Knowing My Prayer Is Answered

Before I see the results with my physical eyes, I can know my prayer is answered. I learned this a long time ago when Hunny was being an active alcoholic. I’d pray for his safety getting home, which was a real concern since I knew he’d be driving under the influence.

During one of those nights, which was many, I’d close my eyes and pray earnestly. “Please, Father, keep him safe.” And within moments, that sweet, soft Peace would seep into my heart, easing my worries. It was always such a quiet thing that I wouldn’t notice it if I was overly emotional. The noise of my emotions could block my awareness of it. And if I didn’t receive it, then I wouldn’t have it.

So, I mentally disciplined my emotions into silence like a crossing guard putting up my hand. Stop. They might not be gone, for sure, but they had to be silent in my head and heart. Similar to a hunter waiting inside a blind without a move or even a breath. Silence is key.

After asking Father, I sit quietly for a few moments without a word. Waiting. And when that sweet Peace enters my heart, it is always as good as a guarantee. I know that my answer is Yes and Amen.

Yesterday I used this technique when my attorney was unable to find a crucial document recording in court records. There was only one other possible location to look in. So, after hanging up, I asked Father to please help.

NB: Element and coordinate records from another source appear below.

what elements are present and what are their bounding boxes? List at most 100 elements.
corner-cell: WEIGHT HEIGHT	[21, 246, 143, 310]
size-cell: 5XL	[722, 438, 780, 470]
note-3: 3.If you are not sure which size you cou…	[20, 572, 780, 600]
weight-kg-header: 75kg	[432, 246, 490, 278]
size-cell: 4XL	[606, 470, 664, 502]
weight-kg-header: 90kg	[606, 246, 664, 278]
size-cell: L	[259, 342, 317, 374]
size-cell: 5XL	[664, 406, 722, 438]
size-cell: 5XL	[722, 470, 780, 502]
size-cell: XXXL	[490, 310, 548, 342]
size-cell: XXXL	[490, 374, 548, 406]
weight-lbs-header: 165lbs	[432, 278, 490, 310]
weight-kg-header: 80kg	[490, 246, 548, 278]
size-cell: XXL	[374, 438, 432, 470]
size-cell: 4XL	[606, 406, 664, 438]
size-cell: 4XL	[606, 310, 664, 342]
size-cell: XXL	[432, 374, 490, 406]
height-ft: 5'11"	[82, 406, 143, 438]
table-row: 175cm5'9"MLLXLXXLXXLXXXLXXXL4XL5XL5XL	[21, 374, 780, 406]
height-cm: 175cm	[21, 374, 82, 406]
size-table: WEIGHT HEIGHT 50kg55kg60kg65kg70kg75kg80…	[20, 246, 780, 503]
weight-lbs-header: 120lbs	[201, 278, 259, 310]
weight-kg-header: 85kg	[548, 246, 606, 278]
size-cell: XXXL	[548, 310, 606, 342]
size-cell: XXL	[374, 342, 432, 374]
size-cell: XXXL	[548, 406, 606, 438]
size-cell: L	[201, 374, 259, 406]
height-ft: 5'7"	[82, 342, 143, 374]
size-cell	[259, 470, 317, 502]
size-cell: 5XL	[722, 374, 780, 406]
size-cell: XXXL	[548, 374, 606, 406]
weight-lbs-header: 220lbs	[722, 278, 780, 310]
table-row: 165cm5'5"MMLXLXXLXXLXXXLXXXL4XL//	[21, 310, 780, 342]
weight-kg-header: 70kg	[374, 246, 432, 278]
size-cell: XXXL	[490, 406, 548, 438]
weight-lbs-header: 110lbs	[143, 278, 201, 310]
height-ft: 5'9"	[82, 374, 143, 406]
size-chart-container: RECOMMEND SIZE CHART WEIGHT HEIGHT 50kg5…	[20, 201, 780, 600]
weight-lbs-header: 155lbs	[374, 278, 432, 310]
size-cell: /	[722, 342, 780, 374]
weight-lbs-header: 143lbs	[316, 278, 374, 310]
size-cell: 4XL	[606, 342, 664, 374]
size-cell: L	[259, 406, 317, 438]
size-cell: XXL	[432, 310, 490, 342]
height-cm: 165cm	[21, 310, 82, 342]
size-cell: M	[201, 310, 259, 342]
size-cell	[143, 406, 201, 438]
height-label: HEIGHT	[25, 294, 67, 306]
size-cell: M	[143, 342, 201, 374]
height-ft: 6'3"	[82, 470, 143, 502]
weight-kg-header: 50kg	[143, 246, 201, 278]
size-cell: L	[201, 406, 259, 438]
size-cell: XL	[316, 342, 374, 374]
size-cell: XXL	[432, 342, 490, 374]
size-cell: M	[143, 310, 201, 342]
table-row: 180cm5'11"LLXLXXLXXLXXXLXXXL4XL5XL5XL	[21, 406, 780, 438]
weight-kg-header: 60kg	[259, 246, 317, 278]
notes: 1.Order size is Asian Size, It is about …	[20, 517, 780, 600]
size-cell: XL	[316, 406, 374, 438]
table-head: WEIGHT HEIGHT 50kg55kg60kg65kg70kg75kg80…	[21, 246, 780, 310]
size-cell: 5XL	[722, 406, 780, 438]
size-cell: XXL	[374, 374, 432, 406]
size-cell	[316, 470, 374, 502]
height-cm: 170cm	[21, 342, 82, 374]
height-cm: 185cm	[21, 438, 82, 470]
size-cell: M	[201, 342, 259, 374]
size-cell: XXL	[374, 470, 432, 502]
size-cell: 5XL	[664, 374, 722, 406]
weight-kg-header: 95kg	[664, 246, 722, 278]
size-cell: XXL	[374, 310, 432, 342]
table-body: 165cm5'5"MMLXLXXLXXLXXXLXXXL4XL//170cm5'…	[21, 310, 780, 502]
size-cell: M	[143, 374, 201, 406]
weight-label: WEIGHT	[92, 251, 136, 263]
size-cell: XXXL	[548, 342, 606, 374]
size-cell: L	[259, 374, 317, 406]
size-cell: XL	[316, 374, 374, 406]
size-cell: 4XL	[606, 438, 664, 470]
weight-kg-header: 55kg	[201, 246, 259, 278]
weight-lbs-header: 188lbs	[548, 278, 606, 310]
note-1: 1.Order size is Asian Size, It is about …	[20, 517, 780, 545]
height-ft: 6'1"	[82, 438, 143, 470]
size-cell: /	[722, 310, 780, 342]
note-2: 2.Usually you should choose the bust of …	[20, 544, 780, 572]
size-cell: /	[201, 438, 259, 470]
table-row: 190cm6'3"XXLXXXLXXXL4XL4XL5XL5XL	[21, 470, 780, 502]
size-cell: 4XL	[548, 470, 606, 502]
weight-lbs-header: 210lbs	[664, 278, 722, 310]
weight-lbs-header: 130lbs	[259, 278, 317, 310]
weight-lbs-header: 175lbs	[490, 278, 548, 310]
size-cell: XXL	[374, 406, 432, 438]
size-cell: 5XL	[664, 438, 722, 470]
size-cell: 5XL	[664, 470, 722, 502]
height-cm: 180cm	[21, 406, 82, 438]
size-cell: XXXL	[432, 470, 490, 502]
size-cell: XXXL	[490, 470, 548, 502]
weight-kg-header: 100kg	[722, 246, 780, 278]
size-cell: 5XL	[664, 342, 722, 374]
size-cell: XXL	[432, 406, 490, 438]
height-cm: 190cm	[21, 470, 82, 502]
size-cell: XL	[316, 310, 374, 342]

Then I sat in quiet, silencing my burgeoning emotions, and waited. Sure enough, it came. Such a sweet, sweet Peace. And I knew they’d find it in the new location. I could even see a brief vision of it. I knew.

This morning an email from my attorney confirmed they’d found it in the new location and would be processing it promptly.

My heart soared with thankfulness for Father’s ever-present faithfulness to never leave me alone.

Knowing is the difference between waiting in agony and waiting in confidence. The stress level healthy or not. But there is one other tiny key involved here. It’s that I can’t turn my head away from Peace when it enters. It’s so easy to do. I can’t miss its quiet entry and not even see it. Or I can ignore it by thinking it is nothing when it comes. And that is easy to do because Peace moves like a light fog, traveling silently onto a busy street.

I must be aware of its ever-so-subtle presence sliding into the atmosphere. Like a thief in the night. And when I see it, open the door wide.

Blessings today on your Peace. It is definitely a pearl of great price. Get it. Welcome it.